Another senior Congress leader Ghulam Nabi Monga, said that in future the party could think of meeting the Hurriyat too. “But as of now, this is not on the agenda of the party. Meeting us was voluntary on the part of the political and civil society organizations,” Monga told Catch.

Making their points

Among the civil society groups which met the delegation was Kashmir Centre for Social and Development Studies headed by Dr Hameedah Nayeem, the wife of Hurriyat leader Nayeem Khan.

The organisation urged the Congress to float “a proposal in Parliament for the restoration of the pre-1953 position as a grand CBM to be followed by the final resolution through meaningful time bound tripartite negotiations”.

Singh, on his part, chose to only listen and not issue any statement, nor talk to the media. But he struck a chord as a throwback to a time when the Centre apparently tried to be sensitive, if not accommodative, towards the issues in the State.

“At least in Singh’s time, the central government wasn’t seen explicitly involved in or conniving with the forces out to undermine Article 370, albeit insecurities on these fronts persisted. And also the discourse was about the resolution of Kashmir, not its forcible integration into the country,” said local columnist Naseer Ahmad.

Singh's 10 years at the helm had also witnessed the most promising peace process between India and Pakistan which had nearly culminated into the resolution of Kashmir.
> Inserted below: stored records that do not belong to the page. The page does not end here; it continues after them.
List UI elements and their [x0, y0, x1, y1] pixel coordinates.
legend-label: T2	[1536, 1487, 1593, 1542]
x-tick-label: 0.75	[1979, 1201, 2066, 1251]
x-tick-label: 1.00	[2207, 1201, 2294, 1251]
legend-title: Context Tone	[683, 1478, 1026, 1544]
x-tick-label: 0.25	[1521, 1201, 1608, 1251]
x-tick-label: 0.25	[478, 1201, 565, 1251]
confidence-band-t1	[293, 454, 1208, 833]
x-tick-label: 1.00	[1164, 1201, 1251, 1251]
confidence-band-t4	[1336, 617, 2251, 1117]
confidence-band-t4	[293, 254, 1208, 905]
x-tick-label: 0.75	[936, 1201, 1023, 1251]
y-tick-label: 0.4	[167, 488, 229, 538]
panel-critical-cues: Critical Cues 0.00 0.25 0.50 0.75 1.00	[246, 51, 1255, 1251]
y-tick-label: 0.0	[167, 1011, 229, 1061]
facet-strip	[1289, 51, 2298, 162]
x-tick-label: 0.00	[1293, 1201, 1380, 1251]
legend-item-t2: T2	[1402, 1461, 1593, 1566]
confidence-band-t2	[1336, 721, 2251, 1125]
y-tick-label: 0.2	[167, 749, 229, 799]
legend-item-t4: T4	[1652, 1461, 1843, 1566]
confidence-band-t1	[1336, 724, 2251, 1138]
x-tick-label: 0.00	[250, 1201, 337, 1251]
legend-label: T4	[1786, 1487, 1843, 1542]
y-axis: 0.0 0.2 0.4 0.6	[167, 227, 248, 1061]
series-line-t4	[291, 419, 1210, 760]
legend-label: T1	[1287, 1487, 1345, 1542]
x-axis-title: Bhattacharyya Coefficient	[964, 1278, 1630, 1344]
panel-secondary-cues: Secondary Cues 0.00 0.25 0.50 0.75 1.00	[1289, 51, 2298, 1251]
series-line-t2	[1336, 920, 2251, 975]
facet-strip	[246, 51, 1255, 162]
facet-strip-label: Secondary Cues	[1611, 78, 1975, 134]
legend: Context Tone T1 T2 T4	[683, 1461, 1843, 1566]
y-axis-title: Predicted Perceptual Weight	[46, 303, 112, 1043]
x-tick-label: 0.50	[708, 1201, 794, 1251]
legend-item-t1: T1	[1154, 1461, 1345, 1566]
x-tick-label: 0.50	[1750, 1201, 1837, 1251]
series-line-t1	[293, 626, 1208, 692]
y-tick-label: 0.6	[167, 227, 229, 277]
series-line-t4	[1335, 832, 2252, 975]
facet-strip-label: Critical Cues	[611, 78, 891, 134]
At one point of time, as a resolution for Kashmir seemed within reach, Singh had famously talked of a time when people in India would be able to have “breakfast in Amritsar, lunch in Lahore and dinner in Kabul”.

Not enough?

There was some criticism of Singh too. Some people argued that despite making attempts and starting many initiatives on internal and external fronts to resolve the Kashmir issue, Singh had balked at taking these to their logical conclusion.

Besides holding substantive negotiations with Pakistan over the then Pakistan President Pervez Musharraf's four-point formula for Kashmir resolution, Singh had also set up five working groups and a three-member group of interlocutors to evolve a comprehensive response to the state's problems. But none of their recommendations were followed through.

“Didn't Manmohan Singh constitute five working groups on #Kashmir & then consigned their exhaustive reports to dustbin to fail autonomy to J&K?” senior journalist Ahmad Ali Fayaz tweeted.

He also criticised the renewed Congress exercise to get re-acquainted with the situation in Kashmir “Didn't Central agencies under his command brief PM Manmohan Singh about Kashmiris? Didn't JKPCC leaders tell him anything about Kashmiris?”

However, the Valley will certainly look forward to Singh’s report, particularly what it has to say about safeguarding the Valley’s special status and a solution to the current turmoil.